On the clinical side, two-photon imaging—and, more generally, multi-photon imaging—is being pushed forward by David Piston, PhD, a professor of biophysics at Vanderbilt University in Nashville, Tenn, who first worked on developing multi-photon imaging in a collaboration with two of his graduate students.
This type of imaging, Piston says, is best for "thick tissue work, something other imaging systems can’t do. We use it to look at auto flurescene in the liver, pancreas and peripheral tissue, to look at metabolic state of the cells."
The limiting factor, he says, is determining when to use this imaging modality. "It can’t do that much on a whole animal scale," he says, "but you can get an order of magnitude and better resolution than PET [positron emission tomography] or NMR [nuclear magnetic resonance] or anything like that. But you have to figure out when you need that betterness.’ That’s where we are now."
Clinically, he predicts the most frequent uses in diagnosing skin cancer and other skin diseases, plus, in hard tissue uses, dental applications.
This latter is being developed by John Girkin, a professor at the University of Straphclyde (Glasgow, Scotland), according to Wachter, who says that this research may result in the commercialization of a two-photon imaging system for this application in 2-3 years.
The ultimate use of the system would come in combination with the company’s phototherapeutic products, as represented in its Two-Photon Excitation system. Two treatment patents for that system have been announced in Australia and Singapore, and three imaging patents have been issued in Australia, Singapore, and New Zealand. The technology is also covered by various U.S. patents.
Two-photon imaging could ultimately be used to help determine when to use phototherapy, and since the systems for delivering laser light are essentially the same in both the diagnostic and phototherapeutic applications, they could then be combined into one system. "The general apparatus would be virtually identical," said Wachter, "so you have the potential for a modality where you would be able to diagnose and treat with a single unit."
Wachter reported that Photogen is in the process of preparing various clinical trials of its phototherapeutic agents in treating cancers of the breast and for melanoma. And he said that the company should be able to bring its microscopy product to the market "about the same time as the therapeutic product. We’re very excited about the prospects."

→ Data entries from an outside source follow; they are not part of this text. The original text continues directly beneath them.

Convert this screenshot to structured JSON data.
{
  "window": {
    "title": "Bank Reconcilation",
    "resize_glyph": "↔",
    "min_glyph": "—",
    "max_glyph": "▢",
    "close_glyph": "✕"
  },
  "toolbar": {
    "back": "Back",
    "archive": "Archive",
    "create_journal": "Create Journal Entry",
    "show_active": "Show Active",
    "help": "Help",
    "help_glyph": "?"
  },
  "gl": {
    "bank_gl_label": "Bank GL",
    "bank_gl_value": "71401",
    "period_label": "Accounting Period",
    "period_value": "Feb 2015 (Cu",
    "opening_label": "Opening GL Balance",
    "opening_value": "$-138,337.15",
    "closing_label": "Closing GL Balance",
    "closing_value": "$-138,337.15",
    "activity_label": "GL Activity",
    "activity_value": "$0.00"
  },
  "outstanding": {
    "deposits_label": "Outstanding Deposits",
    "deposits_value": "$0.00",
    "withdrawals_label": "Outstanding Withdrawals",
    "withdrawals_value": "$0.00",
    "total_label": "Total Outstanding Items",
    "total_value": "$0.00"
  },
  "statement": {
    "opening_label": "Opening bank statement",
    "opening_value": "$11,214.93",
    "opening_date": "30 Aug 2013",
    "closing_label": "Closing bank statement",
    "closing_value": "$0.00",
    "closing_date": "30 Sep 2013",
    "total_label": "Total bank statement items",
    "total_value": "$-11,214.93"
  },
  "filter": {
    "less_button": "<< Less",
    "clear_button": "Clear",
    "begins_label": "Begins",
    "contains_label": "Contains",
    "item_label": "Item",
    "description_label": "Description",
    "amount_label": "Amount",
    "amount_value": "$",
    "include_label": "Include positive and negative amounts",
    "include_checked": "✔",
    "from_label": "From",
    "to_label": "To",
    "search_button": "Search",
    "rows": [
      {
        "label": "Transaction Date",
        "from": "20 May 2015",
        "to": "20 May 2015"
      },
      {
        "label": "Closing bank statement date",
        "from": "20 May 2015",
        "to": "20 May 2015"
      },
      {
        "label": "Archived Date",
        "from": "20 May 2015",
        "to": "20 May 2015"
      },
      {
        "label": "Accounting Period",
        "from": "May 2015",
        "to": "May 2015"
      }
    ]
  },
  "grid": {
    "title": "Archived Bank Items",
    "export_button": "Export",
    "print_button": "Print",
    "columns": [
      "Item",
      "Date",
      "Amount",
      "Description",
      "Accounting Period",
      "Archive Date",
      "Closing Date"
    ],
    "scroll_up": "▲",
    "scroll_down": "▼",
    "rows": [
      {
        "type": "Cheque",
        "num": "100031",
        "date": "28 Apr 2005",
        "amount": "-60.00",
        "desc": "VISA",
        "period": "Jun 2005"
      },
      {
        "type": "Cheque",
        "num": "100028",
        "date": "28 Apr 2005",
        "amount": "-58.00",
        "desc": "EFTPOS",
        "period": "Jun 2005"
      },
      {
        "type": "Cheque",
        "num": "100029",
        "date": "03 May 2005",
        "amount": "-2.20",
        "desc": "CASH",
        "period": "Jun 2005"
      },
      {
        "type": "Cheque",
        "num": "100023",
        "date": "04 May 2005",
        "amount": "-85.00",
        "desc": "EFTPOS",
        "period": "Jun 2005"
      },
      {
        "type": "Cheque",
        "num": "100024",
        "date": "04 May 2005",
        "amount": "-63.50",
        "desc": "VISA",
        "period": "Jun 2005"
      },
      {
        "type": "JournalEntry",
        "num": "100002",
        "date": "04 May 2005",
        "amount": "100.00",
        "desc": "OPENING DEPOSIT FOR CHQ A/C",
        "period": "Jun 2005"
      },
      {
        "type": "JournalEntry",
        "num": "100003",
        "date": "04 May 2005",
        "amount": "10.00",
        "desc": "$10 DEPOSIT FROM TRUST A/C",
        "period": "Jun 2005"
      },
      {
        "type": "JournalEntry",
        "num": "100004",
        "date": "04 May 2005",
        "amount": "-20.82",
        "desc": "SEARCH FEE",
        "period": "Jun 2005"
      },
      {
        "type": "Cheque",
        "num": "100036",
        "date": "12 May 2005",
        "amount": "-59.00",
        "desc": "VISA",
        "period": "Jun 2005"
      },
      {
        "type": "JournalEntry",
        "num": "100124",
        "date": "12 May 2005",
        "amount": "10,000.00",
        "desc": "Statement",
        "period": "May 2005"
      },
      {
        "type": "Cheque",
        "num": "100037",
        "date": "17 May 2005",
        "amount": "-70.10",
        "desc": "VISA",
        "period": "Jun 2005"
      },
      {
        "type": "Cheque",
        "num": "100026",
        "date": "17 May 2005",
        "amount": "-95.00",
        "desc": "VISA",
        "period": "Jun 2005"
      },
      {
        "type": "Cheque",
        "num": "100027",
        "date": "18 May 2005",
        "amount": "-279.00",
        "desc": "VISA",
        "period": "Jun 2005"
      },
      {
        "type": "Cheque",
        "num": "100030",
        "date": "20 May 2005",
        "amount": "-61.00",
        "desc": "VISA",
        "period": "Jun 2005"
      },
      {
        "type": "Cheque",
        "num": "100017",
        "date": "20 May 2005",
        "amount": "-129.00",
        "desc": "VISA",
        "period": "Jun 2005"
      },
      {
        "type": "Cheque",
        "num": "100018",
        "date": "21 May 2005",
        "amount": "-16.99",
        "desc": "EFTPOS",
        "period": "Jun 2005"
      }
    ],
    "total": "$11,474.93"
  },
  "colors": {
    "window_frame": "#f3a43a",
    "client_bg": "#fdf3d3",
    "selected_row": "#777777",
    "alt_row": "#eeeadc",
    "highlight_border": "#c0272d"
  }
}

"We’re still in the learning phase of how to get from the laboratory to the market," he added, "but these are some very good-looking technologies."
Besides acceleration of the company’s development of a compound for treating cancer, President and CEO Taffy Williams reported progress in a joint venture with Elan to develop N1177, a minimally invasive lymphography product used to diagnose metastatic tumors in lymph nodes. "We expect to commence one or more Phase II studies for this product in 2001," Williams says.